On August 21, 1793, prominent Philadelphia physician Benjamin Rush alerts the city's mayor that an was fast emerging. By the time the epidemic ended, some 5,000 people had died.
Yellow fever, or American plague as it was known at the time, is a viral disease that begins with fever and muscle pain. Next, victims often become jaundiced (hence, the term “yellow” fever), as their liver and kidneys cease to function normally. Some of the afflicted then suffer even worse symptoms. Famous early American Cotton Mather described it as “turning yellow then vomiting and bleeding every way.” Internal bleeding in the digestive tract causes bloody vomit. Many victims become delirious before dying.

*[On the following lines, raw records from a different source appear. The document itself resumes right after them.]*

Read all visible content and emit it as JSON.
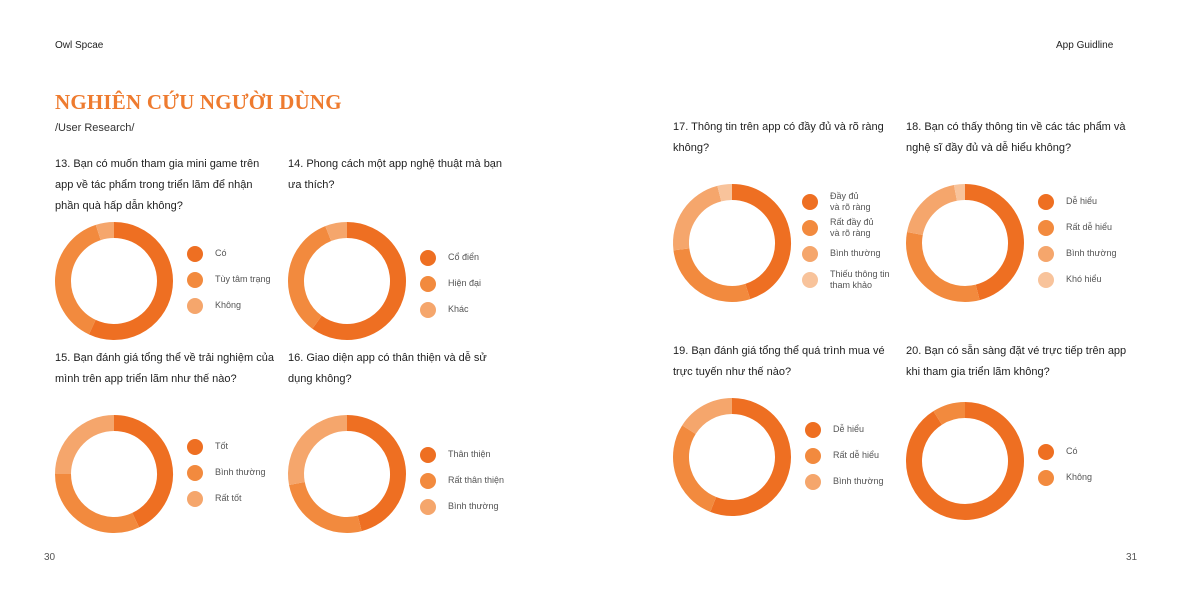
{
  "header": {
    "left": "Owl Spcae",
    "right": "App Guidline"
  },
  "page": {
    "title": "NGHIÊN CỨU NGƯỜI DÙNG",
    "subtitle": "/User Research/",
    "left_page_number": "30",
    "right_page_number": "31"
  },
  "colors": {
    "accent": "#ee7b2f",
    "c1": "#ee6f22",
    "c2": "#f28a3e",
    "c3": "#f5a66c",
    "c4": "#f8c39b"
  },
  "chart_data": [
    {
      "type": "pie",
      "title": "13. Bạn có muốn tham gia mini game trên app về tác phẩm trong triển lãm để nhận phần quà hấp dẫn không?",
      "categories": [
        "Có",
        "Tùy tâm trạng",
        "Không"
      ],
      "values": [
        57,
        38,
        5
      ],
      "colors": [
        "#ee6f22",
        "#f28a3e",
        "#f5a66c"
      ]
    },
    {
      "type": "pie",
      "title": "14. Phong cách một app nghệ thuật mà bạn ưa thích?",
      "categories": [
        "Cổ điển",
        "Hiện đại",
        "Khác"
      ],
      "values": [
        60,
        34,
        6
      ],
      "colors": [
        "#ee6f22",
        "#f28a3e",
        "#f5a66c"
      ]
    },
    {
      "type": "pie",
      "title": "15. Bạn đánh giá tổng thể về trải nghiệm của mình trên app triển lãm như thế nào?",
      "categories": [
        "Tốt",
        "Bình thường",
        "Rất tốt"
      ],
      "values": [
        43,
        32,
        25
      ],
      "colors": [
        "#ee6f22",
        "#f28a3e",
        "#f5a66c"
      ]
    },
    {
      "type": "pie",
      "title": "16. Giao diện app có thân thiện và dễ sử dụng không?",
      "categories": [
        "Thân thiện",
        "Rất thân thiện",
        "Bình thường"
      ],
      "values": [
        46,
        26,
        28
      ],
      "colors": [
        "#ee6f22",
        "#f28a3e",
        "#f5a66c"
      ]
    },
    {
      "type": "pie",
      "title": "17. Thông tin trên app có đầy đủ và rõ ràng không?",
      "categories": [
        "Đầy đủ\nvà rõ ràng",
        "Rất đầy đủ\nvà rõ ràng",
        "Bình thường",
        "Thiếu thông tin\ntham khảo"
      ],
      "values": [
        45,
        28,
        23,
        4
      ],
      "colors": [
        "#ee6f22",
        "#f28a3e",
        "#f5a66c",
        "#f8c39b"
      ]
    },
    {
      "type": "pie",
      "title": "18. Bạn có thấy thông tin về các tác phẩm và nghệ sĩ đầy đủ và dễ hiểu không?",
      "categories": [
        "Dễ hiểu",
        "Rất dễ hiểu",
        "Bình thường",
        "Khó hiểu"
      ],
      "values": [
        46,
        32,
        19,
        3
      ],
      "colors": [
        "#ee6f22",
        "#f28a3e",
        "#f5a66c",
        "#f8c39b"
      ]
    },
    {
      "type": "pie",
      "title": "19. Bạn đánh giá tổng thể quá trình mua vé trực tuyến như thế nào?",
      "categories": [
        "Dễ hiểu",
        "Rất dễ hiểu",
        "Bình thường"
      ],
      "values": [
        56,
        28,
        16
      ],
      "colors": [
        "#ee6f22",
        "#f28a3e",
        "#f5a66c"
      ]
    },
    {
      "type": "pie",
      "title": "20. Bạn có sẵn sàng đặt vé trực tiếp trên app khi tham gia triển lãm không?",
      "categories": [
        "Có",
        "Không"
      ],
      "values": [
        91,
        9
      ],
      "colors": [
        "#ee6f22",
        "#f28a3e"
      ]
    }
  ]
}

The first yellow fever outbreaks in the United States occurred in late 1690s. Nearly 100 years later, in the late summer of 1793, refugees from a yellow fever epidemic in the Caribbean fled to Philadelphia. Within weeks, people throughout the city were experiencing symptoms. By the middle of October, around 100 people were dying from the virus daily. Caring for the victims so strained public services that the local city government collapsed. Philadelphia was also the seat of the United States government at the time, but federal authorities simply evacuated the city in face of the raging epidemic.
Eventually, a cold front eliminated Philadelphia’s mosquito population and the death toll fell to 20 per day by October 26. Today, a vaccine prevents yellow fever in much of the world, though thousands of people still die every year from the disease.